Table Valued Parameters
One of the changes in the T-SQL language was the addition of table valued parameters (TVP). While SQL Server supports up to 2100 parameters in a stored procedure, that is a very cumbersome way to transfer data. Starting with SQL Server 2008, T-SQL allowed a table type to be used as a parameter and contain a number of rows as parameters.
In order to use a TVP, we must first declare a table type that is the structure of the table we wish to pass into a stored procedure. We then use this type as our parameter, both in the stored procedure header and in the calling routine. Let's see an example.
I will create a type that holds status values. For my simple example, I am using a single column, but I could easily include multiple columns.
CREATE TYPE dbo.StatusValues AS TABLE (StatusKey INT);
When I define my stored procedure, I include the TVP as any other parameters. The data type is the Type itself. This is shown below.
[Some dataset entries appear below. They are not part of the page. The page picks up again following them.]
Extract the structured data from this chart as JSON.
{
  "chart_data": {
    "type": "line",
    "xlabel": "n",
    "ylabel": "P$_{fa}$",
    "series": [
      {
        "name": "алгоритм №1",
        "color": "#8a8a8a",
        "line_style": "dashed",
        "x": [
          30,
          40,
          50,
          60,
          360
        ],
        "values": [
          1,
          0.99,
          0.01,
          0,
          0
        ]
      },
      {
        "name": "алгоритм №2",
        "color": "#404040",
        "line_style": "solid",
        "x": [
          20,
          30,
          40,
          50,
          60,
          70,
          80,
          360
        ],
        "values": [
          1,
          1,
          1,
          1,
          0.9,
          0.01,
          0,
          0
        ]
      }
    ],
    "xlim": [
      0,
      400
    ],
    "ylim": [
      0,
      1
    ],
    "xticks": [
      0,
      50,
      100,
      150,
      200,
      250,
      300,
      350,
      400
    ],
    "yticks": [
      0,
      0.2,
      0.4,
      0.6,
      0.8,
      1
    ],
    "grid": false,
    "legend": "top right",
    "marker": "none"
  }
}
CREATE OR ALTER PROCEDURE GetOrderWithStatus @dt DATE , @status StatusValues READONLY AS BEGIN SELECT oh.OrderKey , oh.OrderDate FROM dbo.OrderHeader AS oh INNER JOIN @status AS s ON oh.Status = s.StatusKey WHERE oh.OrderDate > @dt; END; GO
When I want to call this, I need to create another variable using this type. I then add the data I need and pass this into the stored procedure call.
This allows me to structure my stored procedure to work with a set of data provided by the calling routine.
A couple of limitations should be noted. First, the TVP must be read only in the definition. If I try to compile a stored procedure without the READONLY keyword, I will get an error. I cannot change the data in the TVP inside of the stored procedure. Second, I cannot use these as the target of a SELECT INTO or INSERT EXEC routine.
Moving On
This article is designed to try and give you some ideas and recommendations for building better stored procedures. We look at a few of the code structures that you can use in your code and how to better document your stored procedures. We also touched on parameters and nesting.
Stored procedures provide a great abstraction that allow you to work with data in a loosely coupled way in your application code. They work well with Entity Framework, NHibernate, and other application code. These give you some freedom to modify the underlying schema, while providing a stable API to your application.
I highly recommend that you learn to write and use stored procedures as a way of encapsulating data access in your code.